To select the data use the name of variable, or specify the indices via .iloc and .loc (link)[http://pandas.pydata.org/pandas-docs/version/0.22/indexing.html]. .iloc is an integer-based select and should be used with integer indies. On contrary, .loc is primarily label based, and may also be used with a boolean array.
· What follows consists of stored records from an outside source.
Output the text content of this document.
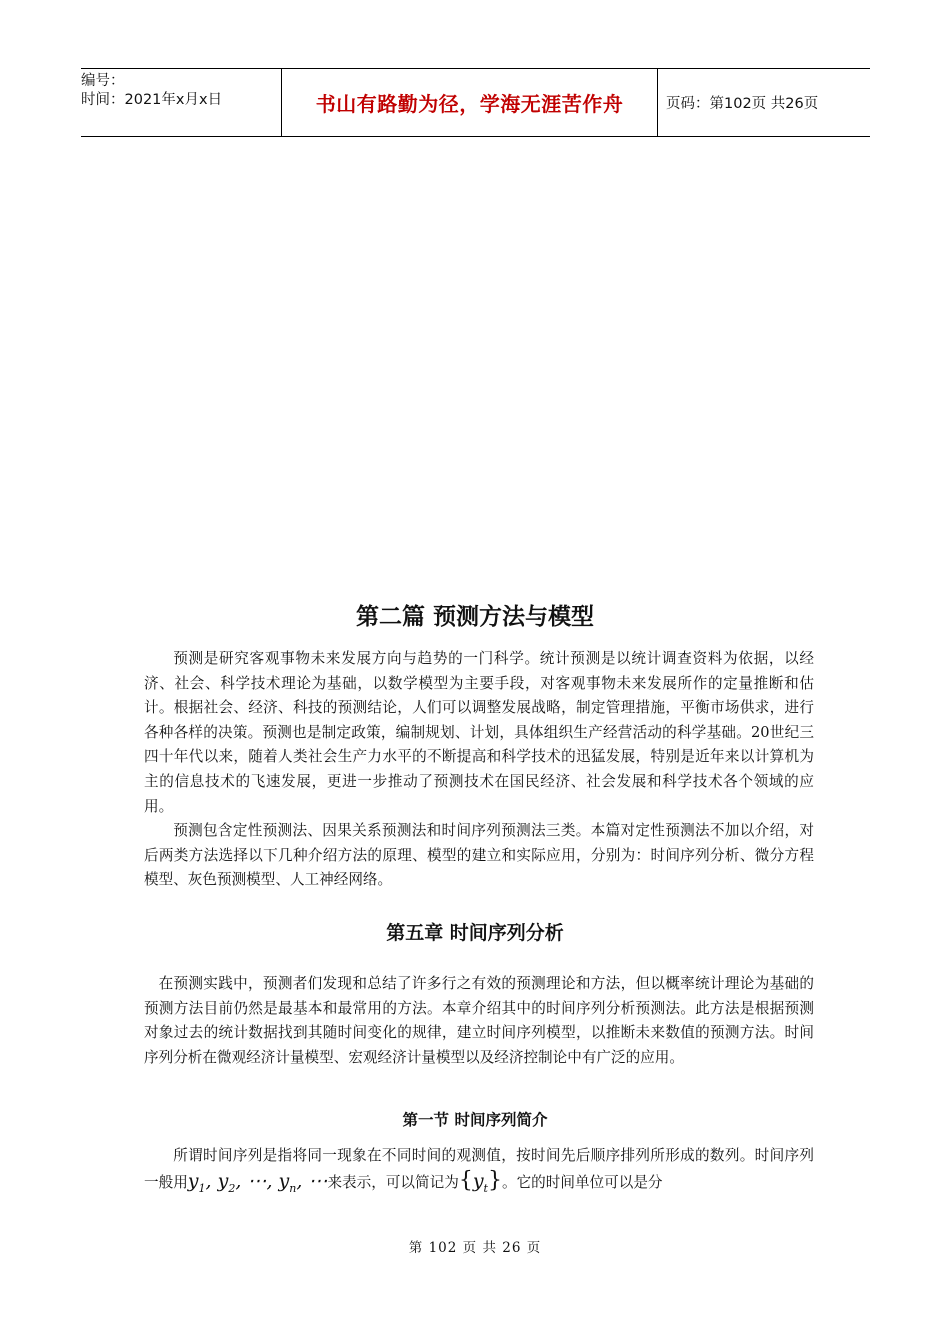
编号：
时间：2021年x月x日	书山有路勤为径，学海无涯苦作舟	页码：第102页 共26页
第二篇 预测方法与模型

预测是研究客观事物未来发展方向与趋势的一门科学。统计预测是以统计调查资料为依据，以经济、社会、科学技术理论为基础，以数学模型为主要手段，对客观事物未来发展所作的定量推断和估计。根据社会、经济、科技的预测结论，人们可以调整发展战略，制定管理措施，平衡市场供求，进行各种各样的决策。预测也是制定政策，编制规划、计划，具体组织生产经营活动的科学基础。20世纪三四十年代以来，随着人类社会生产力水平的不断提高和科学技术的迅猛发展，特别是近年来以计算机为主的信息技术的飞速发展，更进一步推动了预测技术在国民经济、社会发展和科学技术各个领域的应用。

预测包含定性预测法、因果关系预测法和时间序列预测法三类。本篇对定性预测法不加以介绍，对后两类方法选择以下几种介绍方法的原理、模型的建立和实际应用，分别为：时间序列分析、微分方程模型、灰色预测模型、人工神经网络。

第五章 时间序列分析

在预测实践中，预测者们发现和总结了许多行之有效的预测理论和方法，但以概率统计理论为基础的预测方法目前仍然是最基本和最常用的方法。本章介绍其中的时间序列分析预测法。此方法是根据预测对象过去的统计数据找到其随时间变化的规律，建立时间序列模型，以推断未来数值的预测方法。时间序列分析在微观经济计量模型、宏观经济计量模型以及经济控制论中有广泛的应用。

第一节 时间序列简介

所谓时间序列是指将同一现象在不同时间的观测值，按时间先后顺序排列所形成的数列。时间序列一般用$y_1$, $y_2$, ⋯, $y_n$, ⋯来表示，可以简记为$\{y_t\}$。它的时间单位可以是分

第 102 页 共 26 页
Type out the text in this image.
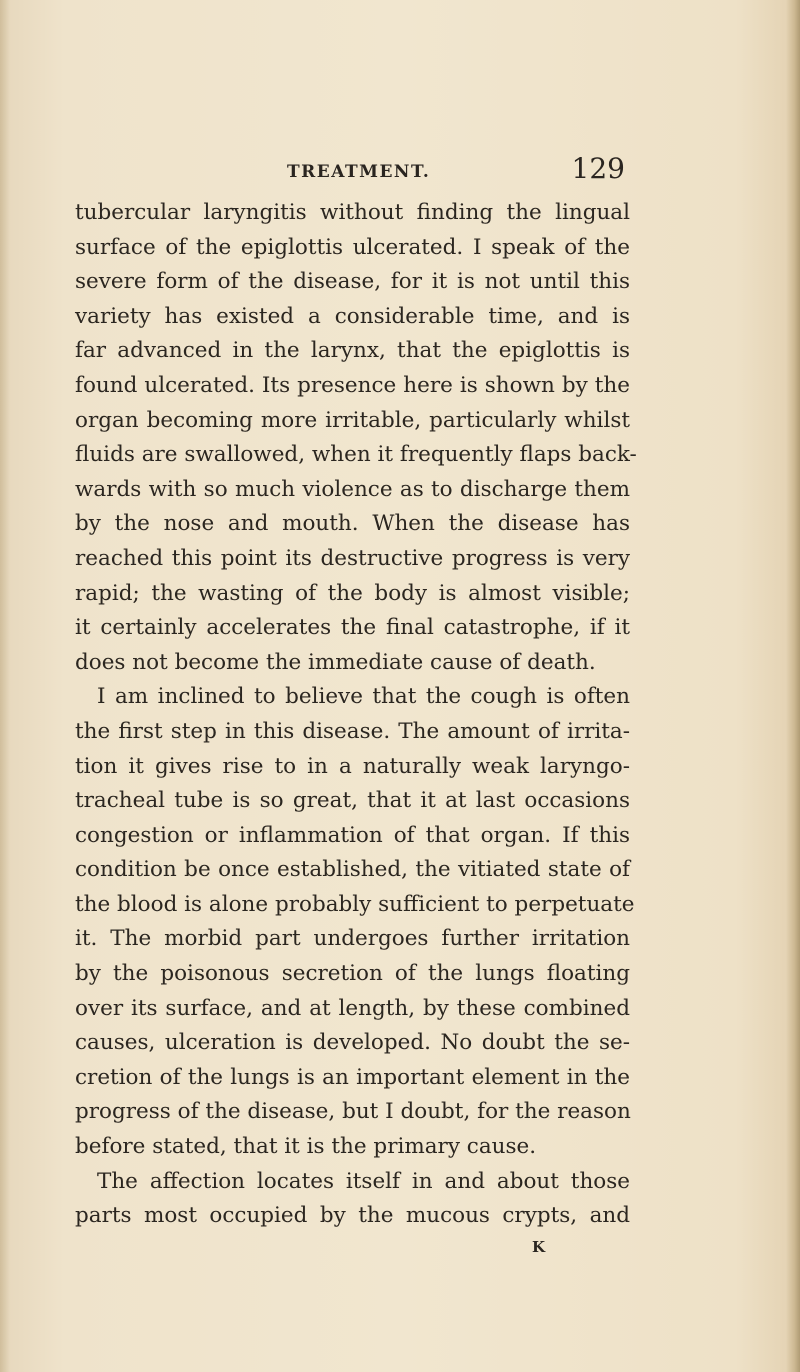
TREATMENT.	129
tubercular laryngitis without finding the lingual
surface of the epiglottis ulcerated. I speak of the
severe form of the disease, for it is not until this
variety has existed a considerable time, and is
far advanced in the larynx, that the epiglottis is
found ulcerated. Its presence here is shown by the
organ becoming more irritable, particularly whilst
fluids are swallowed, when it frequently flaps back-
wards with so much violence as to discharge them
by the nose and mouth. When the disease has
reached this point its destructive progress is very
rapid; the wasting of the body is almost visible;
it certainly accelerates the final catastrophe, if it
does not become the immediate cause of death.
I am inclined to believe that the cough is often
the first step in this disease. The amount of irrita-
tion it gives rise to in a naturally weak laryngo-
tracheal tube is so great, that it at last occasions
congestion or inflammation of that organ. If this
condition be once established, the vitiated state of
the blood is alone probably sufficient to perpetuate
it. The morbid part undergoes further irritation
by the poisonous secretion of the lungs floating
over its surface, and at length, by these combined
causes, ulceration is developed. No doubt the se-
cretion of the lungs is an important element in the
progress of the disease, but I doubt, for the reason
before stated, that it is the primary cause.
The affection locates itself in and about those
parts most occupied by the mucous crypts, and
K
source ="https://storage.googleapis.com/mledu-datasets/california_housing_train.csv"
CHT = pd.read_csv(source, sep=",")
CHT.head()
CHT.longitude
CHT['longitude']
CHT.iloc[:,1]
CHT.iloc[:,[1,3]]

To select part of row, you can also use iloc[idenx of row,:], also rows can be selected using the logical values

CHT.iloc[2:10]
CHT.iloc[2:10,:]
CHT[CHT.iloc[:,1]<34]

To retieve part of row, should pass boolean variable, .iloc does not work with the boolean variable, and .loc should be used. Consider the median_income in our data, by using quartile divide it into three categories.

CHT['famlev'] = ''
C1=CHT.median_income<=CHT.median_income.quantile(.3)
C2=CHT.median_income>=CHT.median_income.quantile(.7)
CHT.loc[C1,'famlev']='L'
CHT.loc[~C1&~C2,'famlev']='M'
CHT.loc[C2,'famlev']='H'

In this case we used .loc, obviously we specify column labels to retrieve columns instead of by position. Note: You can also using [][] apply different conditions on data.

CHT['median_house_value'][CHT['famlev'] == 'M'].mean()

Selecting or searching can also be done using np.where, which evaluates the conditions and return the data that satisfy the conditions.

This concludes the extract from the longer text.